Reclaim the streets
Fondamentalmente è nelle strade che si manifesta il potere: poiché è nelle strade che giornalmente si sopravvive, si soffre e si invecchia, e dove si affronta e si combatte il potere, le strade devono trasformarsi nel luogo dove la vita quotidiana sia goduta, creata e coltivata.
La strada è un simbolo estremamente importante perché tutta la tua formazione culturale si è industriata per tenerti lontano proprio da lì... L’idea è di tenere tutti dentro casa. Così, quando vai a sfidare il potere, inevitabilmente ti troverai contro il muro dell'indifferenza, domandandoti "Dovrei mettermi al sicuro e stare sui marciapiedi, o dovrei scendere in strada?" E sono quelli che si prendono i rischi maggiori quelli che alla fine faranno cambiare la società.
La strada, al suo meglio, è un posto vivo, fatto di movimenti umani e di rapporti sociali, di libertà e spontaneità. Il sistema basato sulle automobili ci ruba la strada da sotto ai piedi e la rivende al prezzo del petrolio. Privilegia il tempo rispetto allo spazio, corrompendo e riducendo entrambi a un'ossessione per la velocità o, in gergo economico, a un mero "giro d'affari". Non importa chi "guida" questo sistema perché i suoi movimenti sono già
predeterminati.
La privatizzazione di spazi pubblici nella forma delle auto continua a erodere i quartieri e le comunità che definiscono la metropoli. La planimetria delle strade, i "parchi" per gli affari, i centri commerciali - tutto contribuisce alla disintegrazione della comunità e all'appiattimento di una zona urbana. Tutti i posti diventano uguali. La comunità è mercificata: un villaggio dello shopping, sedato e sotto costante sorveglianza. Il desiderio di comunità è appagato altrove, attraverso lo spettacolo, in forma simulata. Una "strada" o "piazza" da soap televisiva che imita quell'arena distrutta dalla realtà concreta e dal capitalismo. La strada vera, in questo scenario, diventa sterile. Un luogo per spostarsi, non per essere. Esiste solo in funzione di qualche altro posto - attraverso le vetrine dei negozi, i cartelli pubblicitari o le taniche di petrolio.
Soprattutto, mai più rendere il trasporto un obiettivo in sé. Unirlo sempre ai problemi della città, alla divisione sociale del lavoro, e al modo in cui ciò frantuma le varie dimensioni della vita.

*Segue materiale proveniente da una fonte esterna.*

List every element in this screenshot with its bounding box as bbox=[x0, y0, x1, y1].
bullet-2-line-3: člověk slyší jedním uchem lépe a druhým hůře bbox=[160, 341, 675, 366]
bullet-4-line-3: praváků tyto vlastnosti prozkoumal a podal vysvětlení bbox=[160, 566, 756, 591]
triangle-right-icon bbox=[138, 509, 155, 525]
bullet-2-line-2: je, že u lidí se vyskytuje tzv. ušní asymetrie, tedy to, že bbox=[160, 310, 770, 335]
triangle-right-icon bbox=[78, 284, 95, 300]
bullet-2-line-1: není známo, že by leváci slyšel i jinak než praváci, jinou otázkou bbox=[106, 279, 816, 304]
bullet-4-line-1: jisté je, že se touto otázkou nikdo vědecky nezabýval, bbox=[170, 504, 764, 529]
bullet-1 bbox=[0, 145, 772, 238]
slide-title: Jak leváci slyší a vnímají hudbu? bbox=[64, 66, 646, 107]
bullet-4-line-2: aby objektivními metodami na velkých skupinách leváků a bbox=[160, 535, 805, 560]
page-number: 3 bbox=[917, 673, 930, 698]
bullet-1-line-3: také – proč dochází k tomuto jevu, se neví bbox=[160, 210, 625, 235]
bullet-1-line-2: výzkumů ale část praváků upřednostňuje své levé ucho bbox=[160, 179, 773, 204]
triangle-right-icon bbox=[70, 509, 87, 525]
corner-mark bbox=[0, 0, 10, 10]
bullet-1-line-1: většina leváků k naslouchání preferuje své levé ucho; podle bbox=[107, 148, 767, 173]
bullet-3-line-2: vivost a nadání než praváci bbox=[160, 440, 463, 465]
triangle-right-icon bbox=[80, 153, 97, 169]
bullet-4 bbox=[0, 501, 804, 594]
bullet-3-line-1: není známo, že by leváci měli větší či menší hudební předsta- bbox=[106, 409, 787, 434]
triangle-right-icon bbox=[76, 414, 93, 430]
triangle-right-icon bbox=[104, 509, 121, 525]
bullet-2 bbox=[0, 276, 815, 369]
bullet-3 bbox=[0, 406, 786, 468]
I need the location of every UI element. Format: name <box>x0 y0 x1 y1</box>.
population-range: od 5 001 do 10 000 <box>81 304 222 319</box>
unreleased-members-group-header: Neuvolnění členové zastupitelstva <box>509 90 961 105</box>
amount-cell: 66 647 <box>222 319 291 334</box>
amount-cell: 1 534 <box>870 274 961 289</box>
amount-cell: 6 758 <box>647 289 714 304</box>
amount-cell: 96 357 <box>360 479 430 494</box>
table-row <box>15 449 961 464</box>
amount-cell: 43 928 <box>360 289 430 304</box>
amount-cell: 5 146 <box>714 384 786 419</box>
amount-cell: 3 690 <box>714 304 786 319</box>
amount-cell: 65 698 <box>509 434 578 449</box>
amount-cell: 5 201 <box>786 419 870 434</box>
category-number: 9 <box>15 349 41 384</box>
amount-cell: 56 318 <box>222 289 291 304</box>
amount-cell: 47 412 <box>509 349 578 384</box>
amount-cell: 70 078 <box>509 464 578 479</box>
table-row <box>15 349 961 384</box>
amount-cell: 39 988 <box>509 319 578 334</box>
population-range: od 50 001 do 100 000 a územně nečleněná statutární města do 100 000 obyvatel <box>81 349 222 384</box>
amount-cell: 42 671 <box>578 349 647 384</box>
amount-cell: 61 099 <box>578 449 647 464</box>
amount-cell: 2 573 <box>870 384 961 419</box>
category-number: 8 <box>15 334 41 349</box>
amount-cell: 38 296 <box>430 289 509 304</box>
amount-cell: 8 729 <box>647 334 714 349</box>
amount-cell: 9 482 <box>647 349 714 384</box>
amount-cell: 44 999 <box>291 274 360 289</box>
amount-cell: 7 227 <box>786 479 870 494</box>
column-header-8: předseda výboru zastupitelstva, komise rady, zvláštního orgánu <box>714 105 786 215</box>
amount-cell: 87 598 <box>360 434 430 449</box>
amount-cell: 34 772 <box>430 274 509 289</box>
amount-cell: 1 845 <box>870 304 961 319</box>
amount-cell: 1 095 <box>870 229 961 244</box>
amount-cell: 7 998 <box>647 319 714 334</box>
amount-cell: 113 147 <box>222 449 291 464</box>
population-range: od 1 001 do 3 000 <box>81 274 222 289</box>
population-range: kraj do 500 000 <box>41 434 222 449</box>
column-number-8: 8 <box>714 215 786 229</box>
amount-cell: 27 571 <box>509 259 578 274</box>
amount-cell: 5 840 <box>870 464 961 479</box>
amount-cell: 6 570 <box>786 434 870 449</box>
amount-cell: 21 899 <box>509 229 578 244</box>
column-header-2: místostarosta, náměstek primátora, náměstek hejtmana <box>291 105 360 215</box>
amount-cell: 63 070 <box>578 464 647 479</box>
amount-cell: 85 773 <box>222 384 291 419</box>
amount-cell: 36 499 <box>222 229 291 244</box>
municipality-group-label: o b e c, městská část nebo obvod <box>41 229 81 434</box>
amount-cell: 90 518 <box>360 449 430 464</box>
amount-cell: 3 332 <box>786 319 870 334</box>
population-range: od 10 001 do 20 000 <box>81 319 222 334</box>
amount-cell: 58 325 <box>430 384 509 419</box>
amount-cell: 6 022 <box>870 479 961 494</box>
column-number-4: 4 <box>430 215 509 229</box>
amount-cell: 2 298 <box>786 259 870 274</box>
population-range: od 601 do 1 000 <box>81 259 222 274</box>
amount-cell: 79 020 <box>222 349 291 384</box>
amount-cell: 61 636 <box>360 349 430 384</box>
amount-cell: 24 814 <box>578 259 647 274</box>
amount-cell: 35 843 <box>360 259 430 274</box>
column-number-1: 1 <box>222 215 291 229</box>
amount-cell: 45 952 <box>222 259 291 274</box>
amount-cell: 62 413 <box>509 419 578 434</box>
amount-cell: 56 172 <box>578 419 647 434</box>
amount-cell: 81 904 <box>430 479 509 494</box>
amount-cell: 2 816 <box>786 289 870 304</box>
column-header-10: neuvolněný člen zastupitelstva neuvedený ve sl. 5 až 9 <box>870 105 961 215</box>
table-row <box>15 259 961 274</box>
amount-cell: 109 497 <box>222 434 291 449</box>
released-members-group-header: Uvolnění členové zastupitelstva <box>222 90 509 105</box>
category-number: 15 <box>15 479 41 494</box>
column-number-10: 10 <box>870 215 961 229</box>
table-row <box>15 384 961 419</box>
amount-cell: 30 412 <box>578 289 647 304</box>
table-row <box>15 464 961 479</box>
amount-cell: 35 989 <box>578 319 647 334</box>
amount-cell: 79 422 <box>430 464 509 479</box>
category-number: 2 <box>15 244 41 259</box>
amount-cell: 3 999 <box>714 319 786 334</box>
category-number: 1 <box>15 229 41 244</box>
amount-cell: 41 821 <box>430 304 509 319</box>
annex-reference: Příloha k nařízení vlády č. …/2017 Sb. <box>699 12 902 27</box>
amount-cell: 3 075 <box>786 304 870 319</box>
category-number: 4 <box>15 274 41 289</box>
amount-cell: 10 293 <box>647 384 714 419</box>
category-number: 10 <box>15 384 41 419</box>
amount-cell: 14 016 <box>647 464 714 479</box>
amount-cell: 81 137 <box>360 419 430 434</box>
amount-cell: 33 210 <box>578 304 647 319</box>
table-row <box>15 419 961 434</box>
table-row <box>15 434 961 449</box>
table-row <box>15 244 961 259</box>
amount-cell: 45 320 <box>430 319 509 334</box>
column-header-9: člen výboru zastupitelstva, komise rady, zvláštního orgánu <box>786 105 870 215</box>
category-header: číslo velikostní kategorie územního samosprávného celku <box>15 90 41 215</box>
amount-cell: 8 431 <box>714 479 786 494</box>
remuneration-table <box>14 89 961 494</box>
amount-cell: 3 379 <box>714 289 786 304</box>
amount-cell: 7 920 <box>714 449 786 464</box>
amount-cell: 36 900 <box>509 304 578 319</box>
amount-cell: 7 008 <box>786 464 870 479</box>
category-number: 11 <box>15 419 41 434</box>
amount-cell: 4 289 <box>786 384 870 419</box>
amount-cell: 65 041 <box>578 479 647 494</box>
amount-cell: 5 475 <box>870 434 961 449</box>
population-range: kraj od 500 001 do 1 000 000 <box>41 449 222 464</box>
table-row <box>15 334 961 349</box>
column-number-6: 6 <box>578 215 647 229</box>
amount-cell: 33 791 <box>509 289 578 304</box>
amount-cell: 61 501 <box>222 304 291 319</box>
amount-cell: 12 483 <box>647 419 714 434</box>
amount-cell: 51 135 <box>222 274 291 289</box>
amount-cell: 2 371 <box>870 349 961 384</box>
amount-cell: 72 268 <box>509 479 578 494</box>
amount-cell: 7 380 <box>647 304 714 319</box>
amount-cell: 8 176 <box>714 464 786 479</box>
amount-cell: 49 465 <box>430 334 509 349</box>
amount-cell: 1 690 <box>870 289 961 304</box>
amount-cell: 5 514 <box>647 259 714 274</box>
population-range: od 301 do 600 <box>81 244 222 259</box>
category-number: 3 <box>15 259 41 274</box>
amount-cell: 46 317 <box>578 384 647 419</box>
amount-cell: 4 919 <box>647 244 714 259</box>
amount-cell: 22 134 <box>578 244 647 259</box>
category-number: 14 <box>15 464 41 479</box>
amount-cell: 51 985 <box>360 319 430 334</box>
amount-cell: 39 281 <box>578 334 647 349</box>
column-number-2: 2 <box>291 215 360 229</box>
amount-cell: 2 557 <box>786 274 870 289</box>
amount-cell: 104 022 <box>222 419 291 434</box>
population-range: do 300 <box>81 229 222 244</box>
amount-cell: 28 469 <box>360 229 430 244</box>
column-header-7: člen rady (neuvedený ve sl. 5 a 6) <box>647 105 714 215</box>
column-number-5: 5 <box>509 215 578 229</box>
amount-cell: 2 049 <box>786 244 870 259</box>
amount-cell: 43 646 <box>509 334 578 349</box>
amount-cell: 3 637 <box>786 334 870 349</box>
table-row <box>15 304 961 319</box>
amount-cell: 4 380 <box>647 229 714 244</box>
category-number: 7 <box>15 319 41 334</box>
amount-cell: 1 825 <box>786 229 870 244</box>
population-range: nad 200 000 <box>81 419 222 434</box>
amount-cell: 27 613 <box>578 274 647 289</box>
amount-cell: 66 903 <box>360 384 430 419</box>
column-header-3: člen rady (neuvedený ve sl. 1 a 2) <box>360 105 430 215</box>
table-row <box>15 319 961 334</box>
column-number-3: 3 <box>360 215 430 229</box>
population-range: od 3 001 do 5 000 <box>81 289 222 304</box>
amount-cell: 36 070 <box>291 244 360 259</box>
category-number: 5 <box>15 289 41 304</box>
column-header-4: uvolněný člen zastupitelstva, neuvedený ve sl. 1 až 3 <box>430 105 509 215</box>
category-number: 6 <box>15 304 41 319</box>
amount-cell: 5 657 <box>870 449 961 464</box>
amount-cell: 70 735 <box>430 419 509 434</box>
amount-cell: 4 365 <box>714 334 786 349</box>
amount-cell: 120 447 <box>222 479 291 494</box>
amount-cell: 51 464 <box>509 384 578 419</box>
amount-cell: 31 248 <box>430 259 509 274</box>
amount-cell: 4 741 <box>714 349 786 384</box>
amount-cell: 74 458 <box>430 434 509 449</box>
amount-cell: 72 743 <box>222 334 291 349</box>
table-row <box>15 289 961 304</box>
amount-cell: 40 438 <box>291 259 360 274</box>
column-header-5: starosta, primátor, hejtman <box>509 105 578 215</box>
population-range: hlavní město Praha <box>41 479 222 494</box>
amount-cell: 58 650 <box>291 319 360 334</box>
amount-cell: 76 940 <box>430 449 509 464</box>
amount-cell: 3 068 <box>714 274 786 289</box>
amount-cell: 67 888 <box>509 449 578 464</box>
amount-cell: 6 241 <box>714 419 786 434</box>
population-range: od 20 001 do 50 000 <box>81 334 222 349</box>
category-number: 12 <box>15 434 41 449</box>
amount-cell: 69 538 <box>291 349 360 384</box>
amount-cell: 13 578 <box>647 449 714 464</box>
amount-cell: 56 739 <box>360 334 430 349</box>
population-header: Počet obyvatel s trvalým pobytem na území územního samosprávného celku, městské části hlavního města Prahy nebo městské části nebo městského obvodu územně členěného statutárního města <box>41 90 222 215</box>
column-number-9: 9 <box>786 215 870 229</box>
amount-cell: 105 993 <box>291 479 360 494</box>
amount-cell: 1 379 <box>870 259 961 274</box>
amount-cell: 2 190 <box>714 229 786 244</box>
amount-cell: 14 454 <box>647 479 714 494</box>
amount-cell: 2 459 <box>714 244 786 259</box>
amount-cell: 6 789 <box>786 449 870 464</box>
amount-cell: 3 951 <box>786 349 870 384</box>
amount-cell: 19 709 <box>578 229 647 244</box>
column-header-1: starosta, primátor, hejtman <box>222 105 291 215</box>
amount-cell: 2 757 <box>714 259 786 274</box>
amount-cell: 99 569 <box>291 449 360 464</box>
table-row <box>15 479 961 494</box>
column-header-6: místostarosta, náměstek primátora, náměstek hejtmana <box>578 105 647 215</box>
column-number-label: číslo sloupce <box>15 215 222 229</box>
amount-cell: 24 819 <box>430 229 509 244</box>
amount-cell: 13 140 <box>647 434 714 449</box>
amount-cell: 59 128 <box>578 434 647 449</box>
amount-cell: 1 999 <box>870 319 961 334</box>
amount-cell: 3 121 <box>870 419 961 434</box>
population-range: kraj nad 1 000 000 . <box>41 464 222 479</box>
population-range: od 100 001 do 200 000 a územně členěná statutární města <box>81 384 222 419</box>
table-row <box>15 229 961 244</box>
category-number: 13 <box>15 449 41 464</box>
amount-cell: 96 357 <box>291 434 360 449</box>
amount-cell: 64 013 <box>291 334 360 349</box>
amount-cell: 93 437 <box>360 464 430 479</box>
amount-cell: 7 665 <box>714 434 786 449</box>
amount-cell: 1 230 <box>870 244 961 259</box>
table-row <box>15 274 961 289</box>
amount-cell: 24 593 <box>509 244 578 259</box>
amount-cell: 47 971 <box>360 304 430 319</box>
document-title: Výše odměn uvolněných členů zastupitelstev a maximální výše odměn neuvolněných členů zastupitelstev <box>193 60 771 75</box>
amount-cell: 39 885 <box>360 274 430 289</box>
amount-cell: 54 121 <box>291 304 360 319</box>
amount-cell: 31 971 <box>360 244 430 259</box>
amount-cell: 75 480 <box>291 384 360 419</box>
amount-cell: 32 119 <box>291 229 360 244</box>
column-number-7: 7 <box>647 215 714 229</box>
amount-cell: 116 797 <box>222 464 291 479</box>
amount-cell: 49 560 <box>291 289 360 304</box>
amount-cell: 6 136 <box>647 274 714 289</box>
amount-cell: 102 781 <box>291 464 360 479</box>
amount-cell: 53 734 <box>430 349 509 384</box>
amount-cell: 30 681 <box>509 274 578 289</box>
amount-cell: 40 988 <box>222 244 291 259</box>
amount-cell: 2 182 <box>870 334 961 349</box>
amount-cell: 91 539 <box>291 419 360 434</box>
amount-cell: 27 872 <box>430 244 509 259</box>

Un posto per lavorare, un altro per "vivere", un terzo per comprare, un quarto per imparare, un quinto per l'intrattenimento. Il modo in cui e organizzato il nostro spazio va verso la disintegrazione della gente che inizia con la divisione del lavoro nelle fabbriche. Taglia le persone in due fette, taglia il nostro tempo e la nostra vita in fette separate, così che in ognuna tu sia un consumatore passivo alla merce dei negozianti, così che non accada mai che il lavoro, la cultura, la comunicazione, il piacere, la soddisfazione dei bisogni e la vita personale siano visti come un insieme: una vita unificata, sostenuta dalla fabbrica sociale della comunità. Non sarebbero meglio le strade senza macchine? No, se tutto ciò che le rimpiazza sono passaggi pedonali o spazi per lo shopping al coperto. Essere contro le auto facendo il loro interesse è insensato: come chiedere un solo pezzo e non tutto il mosaico.
La lotta per uno spazio libero dalle auto non deve essere separata dalla lotta contro il capitalismo globale - perché in verità il primo è incluso nel secondo. Le strade sono piene di capitalismo quanto di macchine e l'inquinamento del capitalismo è molto più insidioso.
All'inizio le persone fermeranno i veicoli e li capovolgeranno... si stanno vendicando del traffico decomponendolo nei suoi inerti elementi originari. Poi incorporeranno il rottame che avranno creato nelle loro nuove barricate: ricombineranno gli elementi isolati e inanimati in nuove forme vitali artistiche e politiche. Per un luminoso momento, le moltitudini della solitudine che costituiscono la città moderna saranno riunite in un nuovo tipo di incontro, diventando un popolo.
Le strade appartengono alla gente: la gente ha preso il controllo delle cose principali della città, e l’ha fatta propria.
Stiamo per riprenderci gli spazi pubblici dai recinti delle arene private. Nel più semplice dei casi è un attacco alle auto come principali agenti di oppressione. Si tratta di reclamare le strade come spazi pubblici inclusivi e non come spazi privati a esclusivo uso delle auto.
Ma noi crediamo che questo sia un principio più ampio, per riprendersi quanto è stato rinchiuso nella circolazione capitalista e restituirlo all'uso collettivo della comunità.